Both physical and mental factors can impact sexual comfort and enjoyment. Some examples of physical factors can include:
- Lack of lubrication or arousal: For various reasons, your body may not be producing enough lubrication naturally. Lubrication often helps with having pleasurable sex.
- Emotional difficulties or mental health: Nervousness, stress, depression, anxiety, and a history of sexual abuse may all disrupt arousal.
- Insufficient communication: Not being able to communicate, or discuss discomfort, with your partner may be an obstacle interfering with your pleasure.
- Medical conditions: There are some medical conditions that can lead to painful sex. Dyspareunia is a condition that describes painful intercourse. The pain may be associated with penetration or with thrusting movements. It could present as throbbing, burning, or aching and may persist after sexual intercourse is completed. Vaginismus is a condition where the muscles of the vaginal wall constrict in anticipation of, or in response to penetration, causing a stinging feeling.
- Vaginal defects: Some people are born with vaginas that aren’t fully formed—known as vaginal agenesis. Alternatively, people may also have experienced trauma that impacts their vaginal structure. These defects could lead to difficulties with penetration.

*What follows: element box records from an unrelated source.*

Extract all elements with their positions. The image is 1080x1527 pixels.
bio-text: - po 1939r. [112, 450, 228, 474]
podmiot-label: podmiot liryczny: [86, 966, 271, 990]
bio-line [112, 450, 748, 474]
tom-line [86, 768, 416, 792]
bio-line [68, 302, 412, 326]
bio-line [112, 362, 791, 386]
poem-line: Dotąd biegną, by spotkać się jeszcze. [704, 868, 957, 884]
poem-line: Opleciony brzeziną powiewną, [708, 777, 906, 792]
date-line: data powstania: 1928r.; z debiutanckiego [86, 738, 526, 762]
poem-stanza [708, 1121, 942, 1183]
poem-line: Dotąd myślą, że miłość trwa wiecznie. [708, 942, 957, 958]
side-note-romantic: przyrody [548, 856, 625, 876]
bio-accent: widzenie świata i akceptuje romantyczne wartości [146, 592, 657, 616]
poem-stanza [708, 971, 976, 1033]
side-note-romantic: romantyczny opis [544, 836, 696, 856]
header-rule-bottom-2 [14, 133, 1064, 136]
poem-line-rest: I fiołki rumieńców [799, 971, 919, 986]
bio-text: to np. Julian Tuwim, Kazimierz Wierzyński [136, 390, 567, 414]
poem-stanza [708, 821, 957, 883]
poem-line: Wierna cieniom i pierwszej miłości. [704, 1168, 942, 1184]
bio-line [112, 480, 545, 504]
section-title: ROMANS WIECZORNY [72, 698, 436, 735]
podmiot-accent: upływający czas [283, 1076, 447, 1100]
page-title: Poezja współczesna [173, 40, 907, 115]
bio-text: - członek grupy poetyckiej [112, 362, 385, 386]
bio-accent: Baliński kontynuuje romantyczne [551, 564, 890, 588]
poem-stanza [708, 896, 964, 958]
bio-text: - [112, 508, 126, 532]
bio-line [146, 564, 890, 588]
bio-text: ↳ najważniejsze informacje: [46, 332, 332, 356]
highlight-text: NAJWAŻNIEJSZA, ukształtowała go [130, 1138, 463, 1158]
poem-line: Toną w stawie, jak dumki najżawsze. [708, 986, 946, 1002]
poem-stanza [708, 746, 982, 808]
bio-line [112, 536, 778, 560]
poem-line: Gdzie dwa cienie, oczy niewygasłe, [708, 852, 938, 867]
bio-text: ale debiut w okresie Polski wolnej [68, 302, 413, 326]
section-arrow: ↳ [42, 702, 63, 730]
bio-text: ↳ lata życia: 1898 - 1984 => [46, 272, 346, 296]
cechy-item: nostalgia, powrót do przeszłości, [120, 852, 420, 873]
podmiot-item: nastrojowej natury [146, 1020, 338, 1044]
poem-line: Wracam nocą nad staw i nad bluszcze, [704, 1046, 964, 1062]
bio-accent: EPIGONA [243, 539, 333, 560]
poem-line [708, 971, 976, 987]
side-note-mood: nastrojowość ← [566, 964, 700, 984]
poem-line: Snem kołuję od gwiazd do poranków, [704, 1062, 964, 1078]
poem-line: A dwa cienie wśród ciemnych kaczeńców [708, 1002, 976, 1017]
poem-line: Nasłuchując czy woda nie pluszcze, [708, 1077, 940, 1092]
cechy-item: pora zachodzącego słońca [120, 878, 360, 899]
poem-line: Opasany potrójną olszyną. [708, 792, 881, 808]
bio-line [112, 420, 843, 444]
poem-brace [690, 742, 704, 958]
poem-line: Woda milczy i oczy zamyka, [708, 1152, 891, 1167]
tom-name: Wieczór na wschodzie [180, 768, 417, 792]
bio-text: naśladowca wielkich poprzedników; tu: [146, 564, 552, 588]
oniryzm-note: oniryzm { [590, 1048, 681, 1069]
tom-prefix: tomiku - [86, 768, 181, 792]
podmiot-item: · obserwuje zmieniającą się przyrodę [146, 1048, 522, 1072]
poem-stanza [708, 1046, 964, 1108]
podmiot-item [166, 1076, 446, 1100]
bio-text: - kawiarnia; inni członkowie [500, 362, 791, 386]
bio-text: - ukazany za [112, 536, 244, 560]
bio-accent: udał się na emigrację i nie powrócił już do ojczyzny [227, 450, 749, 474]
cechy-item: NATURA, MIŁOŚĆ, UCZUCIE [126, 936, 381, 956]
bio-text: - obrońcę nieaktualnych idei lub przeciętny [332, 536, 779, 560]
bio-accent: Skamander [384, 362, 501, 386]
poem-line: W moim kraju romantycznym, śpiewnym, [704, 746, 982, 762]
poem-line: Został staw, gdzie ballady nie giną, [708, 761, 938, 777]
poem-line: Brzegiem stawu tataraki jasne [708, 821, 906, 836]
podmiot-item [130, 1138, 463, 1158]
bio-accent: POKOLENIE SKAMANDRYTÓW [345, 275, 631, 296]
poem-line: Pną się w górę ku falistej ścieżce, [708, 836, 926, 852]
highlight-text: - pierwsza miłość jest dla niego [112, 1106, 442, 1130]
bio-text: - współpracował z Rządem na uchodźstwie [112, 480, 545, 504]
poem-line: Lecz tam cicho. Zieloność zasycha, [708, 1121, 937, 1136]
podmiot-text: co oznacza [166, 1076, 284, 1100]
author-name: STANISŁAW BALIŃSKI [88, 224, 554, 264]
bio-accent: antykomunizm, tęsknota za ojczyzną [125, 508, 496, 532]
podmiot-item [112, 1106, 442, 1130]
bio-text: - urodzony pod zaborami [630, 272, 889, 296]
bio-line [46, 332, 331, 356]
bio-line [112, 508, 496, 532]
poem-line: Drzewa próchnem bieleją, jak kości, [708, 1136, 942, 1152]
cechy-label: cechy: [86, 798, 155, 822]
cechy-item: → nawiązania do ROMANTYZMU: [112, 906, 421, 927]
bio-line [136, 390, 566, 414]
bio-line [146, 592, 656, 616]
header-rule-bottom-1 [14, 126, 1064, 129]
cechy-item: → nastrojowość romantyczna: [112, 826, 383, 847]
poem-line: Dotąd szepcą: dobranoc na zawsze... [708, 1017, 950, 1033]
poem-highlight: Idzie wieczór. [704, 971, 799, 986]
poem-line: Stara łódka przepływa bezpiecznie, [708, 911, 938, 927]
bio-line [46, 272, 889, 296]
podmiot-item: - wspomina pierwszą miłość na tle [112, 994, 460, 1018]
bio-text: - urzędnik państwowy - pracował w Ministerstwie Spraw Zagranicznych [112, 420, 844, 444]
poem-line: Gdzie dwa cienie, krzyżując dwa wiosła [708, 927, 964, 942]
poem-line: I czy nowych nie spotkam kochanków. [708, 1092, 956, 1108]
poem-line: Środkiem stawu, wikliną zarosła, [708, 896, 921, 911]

- Hymen stretching or tearing: The hymen, which is the tissue found around the vaginal opening, is often flexible and will stretch to accommodate penetration. It may tear due to daily activities or sexual penetration, and largely goes unnoticed; however, some may experience light bleeding and pain. There are some conditions that impact the shape of hymen, which could result in difficulties with penetration.
Some examples of mental factors can include:
- Emotional difficulties or mental health: Nervousness, stress, depression, anxiety, and a history of sexual abuse may all disrupt arousal.
- Insufficient communication: Not being able to communicate, or discuss discomfort, with your partner may be an obstacle interfering with your pleasure.
It’s important to keep in mind that all bodies are unique and there may be another explanation for what you’re feeling. Contacting a health care provider may be the best course of action to identify what’s causing the discomfort.
How can you have more enjoyable sex?
Having sex with a partner means that you both share responsibility when it comes to communicating and comfort. On the journey to having enjoyable and satisfying sex, reflecting on what makes you feel good could help you when talking to your partner(s) about what’s working, and what isn’t. Some ways you may be able to have more pleasurable sex include:
- Masturbating: Exploring what types of stimulation get you aroused may be a good way to get to know your body better. This could help you communicate to a partner what feels good and what you would like them to do during sex.
- Upping communication: Communicating to your partner what you’re feeling during sex can be a way to keep you both on the same page and make the most of the experience. You may find it helpful to plan out what you want to say by writing it down or talking about it with a trusted friend or family member.
- Increasing or introducing foreplay: Foreplay may be another way to help you (and your partner) feel more aroused before having sex. You may want to try out different forms of foreplay to find out what gets you in the mood.
- Trying different positions: Some sex positions may feel more pleasurable than others. Talking to your partner about trying new positions or forms of sex, such as oral sex, may be another way to discover what works best for you.
- Using lube: Using lubrication may be another way to make penetrative sex more comfortable. Sometimes your body’s natural lubrication production may not be enough to give you maximum comfort, so having a stash of lube at your disposal could come in handy.
When it comes to having more pleasurable penetrative sex there are various ways to make that possible. However, figuring out why you’re experiencing the pain can be a helpful first step in addressing it. If you find that these suggestions don’t quell your pain, consider visiting a health care provider to understand if there’s a medical explanation for what you’re experiencing.